Ленин приложил ладонь к уху, он, как и Слава, не сразу расслышал вопрос.
— Доклад о международном положении или о текущем моменте?
— Нет, нет…
Ленин качнул головой.
— Не то, не то, — быстро проговорил Ленин, негромко, но очень отчетливо. — Я буду говорить о задачах союзов молодежи.
Порывисто встал и тут же пошел к трибуне. Остановился у края сцены.
В правой руке он держит листок с конспектом, левую заложил за пройму жилета…
Так вот какой он!
Самый обыкновенный человек, ниже среднего роста…
— Товарищи, мне хотелось бы сегодня побеседовать…
И слова как будто обыкновенные.
Говорит он о том, что задача молодежи — учиться. Это, пожалуй, более чем обыкновенно.
Затем разбирает, чему и как учиться.
То, что это философия эпохи, Слава поймет позже, а пока все очень просто, очень ясно и почему-то очень… ново.
Говорит о культуре. О духовном богатстве, накопленном человечеством.
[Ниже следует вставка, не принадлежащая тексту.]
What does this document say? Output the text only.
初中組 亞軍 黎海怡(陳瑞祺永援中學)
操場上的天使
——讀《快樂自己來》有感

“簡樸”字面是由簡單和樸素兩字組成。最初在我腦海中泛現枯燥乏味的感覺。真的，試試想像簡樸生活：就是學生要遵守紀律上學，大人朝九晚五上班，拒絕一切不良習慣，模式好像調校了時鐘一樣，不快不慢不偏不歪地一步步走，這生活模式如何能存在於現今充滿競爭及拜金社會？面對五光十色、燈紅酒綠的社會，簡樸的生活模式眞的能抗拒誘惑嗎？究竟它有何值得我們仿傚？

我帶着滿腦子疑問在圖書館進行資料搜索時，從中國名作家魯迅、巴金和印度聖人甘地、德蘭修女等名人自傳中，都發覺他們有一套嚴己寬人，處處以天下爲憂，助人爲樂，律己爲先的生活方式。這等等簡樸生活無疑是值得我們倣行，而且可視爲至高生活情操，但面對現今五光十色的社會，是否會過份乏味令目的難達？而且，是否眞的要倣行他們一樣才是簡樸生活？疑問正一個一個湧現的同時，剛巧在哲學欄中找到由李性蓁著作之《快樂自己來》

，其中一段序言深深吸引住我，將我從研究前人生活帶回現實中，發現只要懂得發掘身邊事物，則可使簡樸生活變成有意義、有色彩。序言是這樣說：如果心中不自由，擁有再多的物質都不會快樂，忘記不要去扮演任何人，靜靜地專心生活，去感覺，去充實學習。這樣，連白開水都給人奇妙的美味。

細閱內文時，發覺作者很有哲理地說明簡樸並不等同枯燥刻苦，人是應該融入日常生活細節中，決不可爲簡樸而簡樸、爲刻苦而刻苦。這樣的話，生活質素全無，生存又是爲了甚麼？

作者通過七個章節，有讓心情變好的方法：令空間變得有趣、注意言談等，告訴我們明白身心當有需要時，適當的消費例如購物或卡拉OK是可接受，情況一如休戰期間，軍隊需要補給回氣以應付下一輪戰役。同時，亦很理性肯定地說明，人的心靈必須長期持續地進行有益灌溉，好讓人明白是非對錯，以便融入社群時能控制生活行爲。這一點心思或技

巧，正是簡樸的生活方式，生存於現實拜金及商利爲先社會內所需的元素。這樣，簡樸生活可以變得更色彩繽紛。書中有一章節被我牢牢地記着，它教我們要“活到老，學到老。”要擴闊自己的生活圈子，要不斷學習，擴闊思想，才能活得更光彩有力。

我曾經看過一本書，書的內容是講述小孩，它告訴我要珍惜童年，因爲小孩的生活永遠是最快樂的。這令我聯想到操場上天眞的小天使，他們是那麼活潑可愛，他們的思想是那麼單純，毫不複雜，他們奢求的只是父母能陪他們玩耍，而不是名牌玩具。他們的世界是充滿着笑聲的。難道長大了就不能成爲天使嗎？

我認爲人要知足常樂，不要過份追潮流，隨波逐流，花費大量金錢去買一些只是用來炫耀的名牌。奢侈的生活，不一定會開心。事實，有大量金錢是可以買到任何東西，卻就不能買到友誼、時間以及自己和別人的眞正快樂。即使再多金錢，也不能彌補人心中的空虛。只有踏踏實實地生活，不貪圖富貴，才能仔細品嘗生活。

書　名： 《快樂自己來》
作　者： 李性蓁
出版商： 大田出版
Одними лозунгами коммунизма не создашь, мы должны взять у старой школы все хорошее…
Заложив руки за спину, Ленин ходит по сцене, стараясь не задеть никого из тех, кто сидит перед ним на полу.
Он произносит речь, которая на многие годы станет программой работы всей коммунистической молодежи.
Еще действует в рабочем строю Николай Островский, у него еще и намерения нет написать о себе книгу, Зоя Космодемьянская еще даже не родилась, ее еще не существует в природе, а Ленин уже определяет судьбу и Островского, и Космодемьянской, и Кошевого, и Стаханова…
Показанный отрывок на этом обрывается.